Elon Musk está a punto de hacer historia: ser el primer empresario en enviar dos astronautas al espacio con su compañía SpaceX. Este miércoles, la firma privada, en colaboración con la NASA, enviará a los astronautas Doug Hurley y Bob Behnken a la Estación Espacial Internacional (EEI) en un viaje de 19 horas a bordo de la cápsula Crew Dragon.

Musk no ha perdido oportunidad de mostrar músculo e incluso hizo llegar a los astronautas en autos de Tesla, otra de sus empresas.
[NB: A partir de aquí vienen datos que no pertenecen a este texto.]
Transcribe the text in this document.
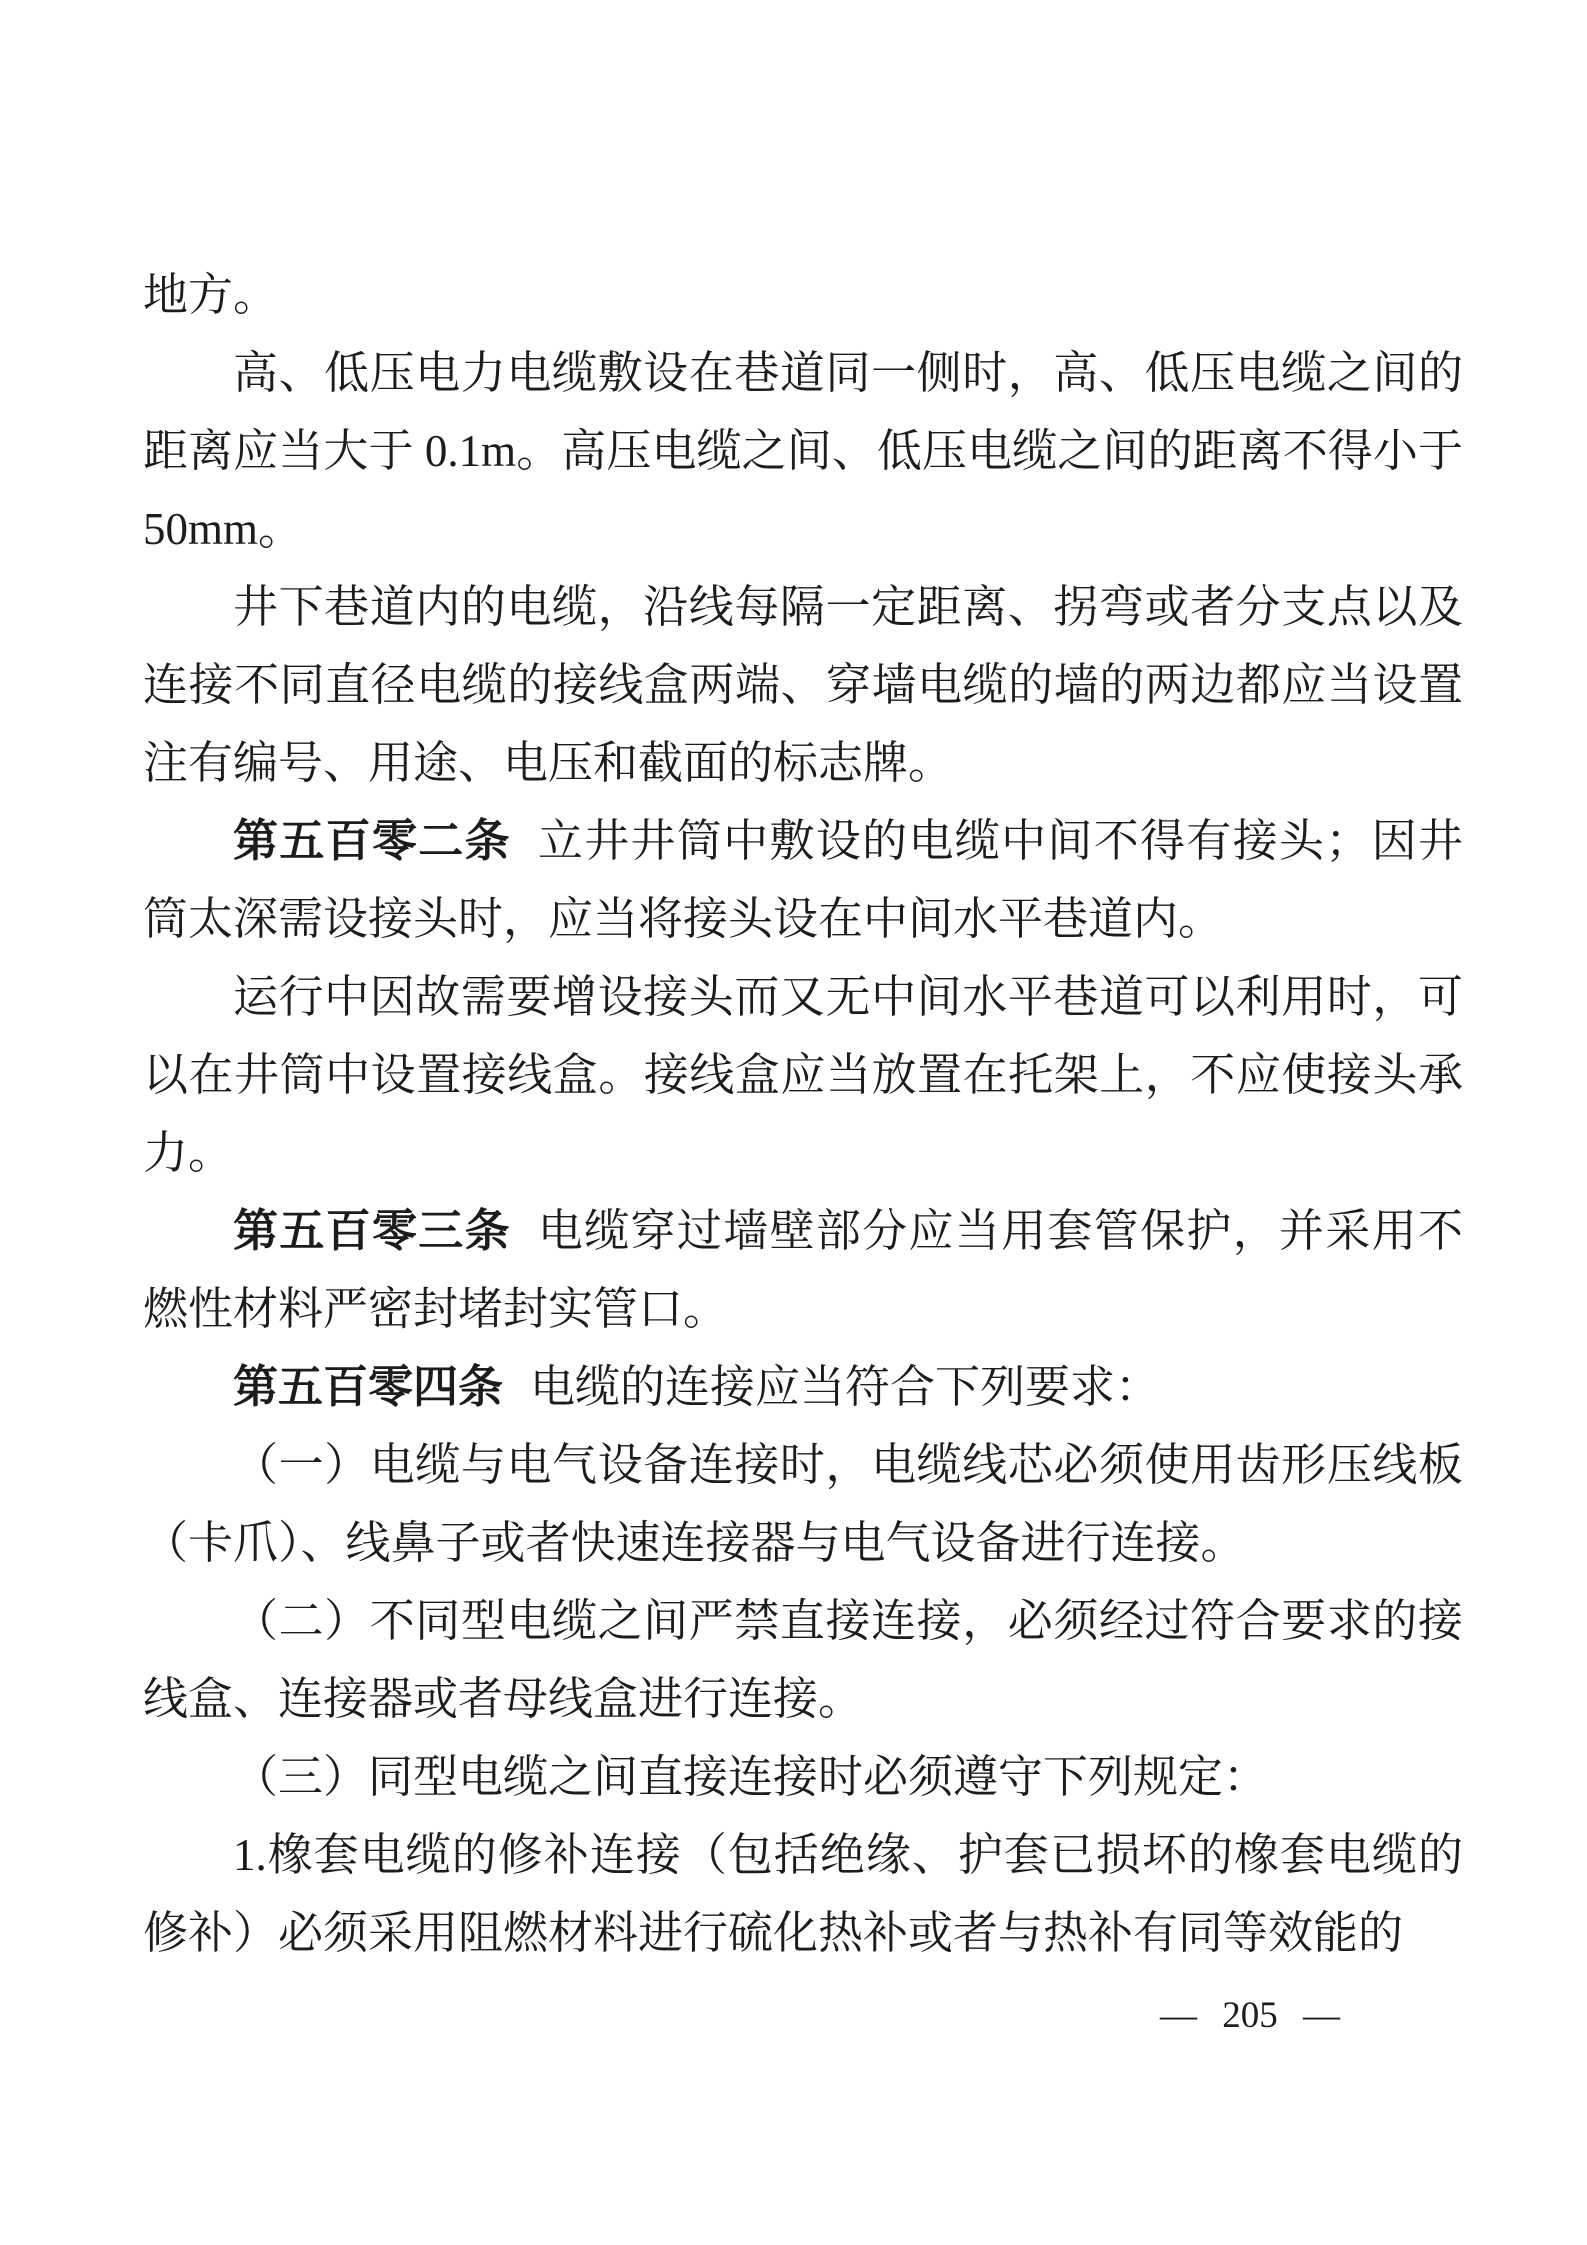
地方。

高、低压电力电缆敷设在巷道同一侧时，高、低压电缆之间的距离应当大于 0.1m。高压电缆之间、低压电缆之间的距离不得小于 50mm。

井下巷道内的电缆，沿线每隔一定距离、拐弯或者分支点以及连接不同直径电缆的接线盒两端、穿墙电缆的墙的两边都应当设置注有编号、用途、电压和截面的标志牌。

第五百零二条 立井井筒中敷设的电缆中间不得有接头；因井筒太深需设接头时，应当将接头设在中间水平巷道内。

运行中因故需要增设接头而又无中间水平巷道可以利用时，可以在井筒中设置接线盒。接线盒应当放置在托架上，不应使接头承力。

第五百零三条 电缆穿过墙壁部分应当用套管保护，并采用不燃性材料严密封堵封实管口。

第五百零四条 电缆的连接应当符合下列要求：

（一）电缆与电气设备连接时，电缆线芯必须使用齿形压线板（卡爪）、线鼻子或者快速连接器与电气设备进行连接。

（二）不同型电缆之间严禁直接连接，必须经过符合要求的接线盒、连接器或者母线盒进行连接。

（三）同型电缆之间直接连接时必须遵守下列规定：

1.橡套电缆的修补连接（包括绝缘、护套已损坏的橡套电缆的修补）必须采用阻燃材料进行硫化热补或者与热补有同等效能的

— 205 —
Los innovadores trajes espaciales que ocuparán Hurley y Behnken −ambos con estancias previas en la EEI− también fueron diseñados por SpaceX.

Si el clima lo permite, los astronautas partirán desde la misma plataforma de lanzamiento utilizada por la NASA en 2011 para su última misión de vuelo. Una misión exitosa es la máxima prioridad de la NASA, según afirmó el jefe de la agencia, Jim Bridenstine, quien afirmó que es esencial reanudar los vuelos espaciales con “astronautas estadounidenses a bordo de cohetes estadounidenses desde suelo estadounidense”.

En los últimos nueve años, los astronautas de la NASA han tenido que subir a órbita a bordo de las naves Soyuz de Rusia. Para Musk, el lanzamiento representa otro hito para los cohetes reutilizables que su compañía, que fueron pioneros en lograr que los vuelos espaciales fueran menos costosos y frecuentes.

También sería la primera vez que se realizan vuelos espaciales con vehículos desarrollados para fines comerciales y operados por una entidad privada, en lugar de por la NASA, que históricamente se había hecho cargo de todo el procedimiento para llevar estadounidenses a la órbita.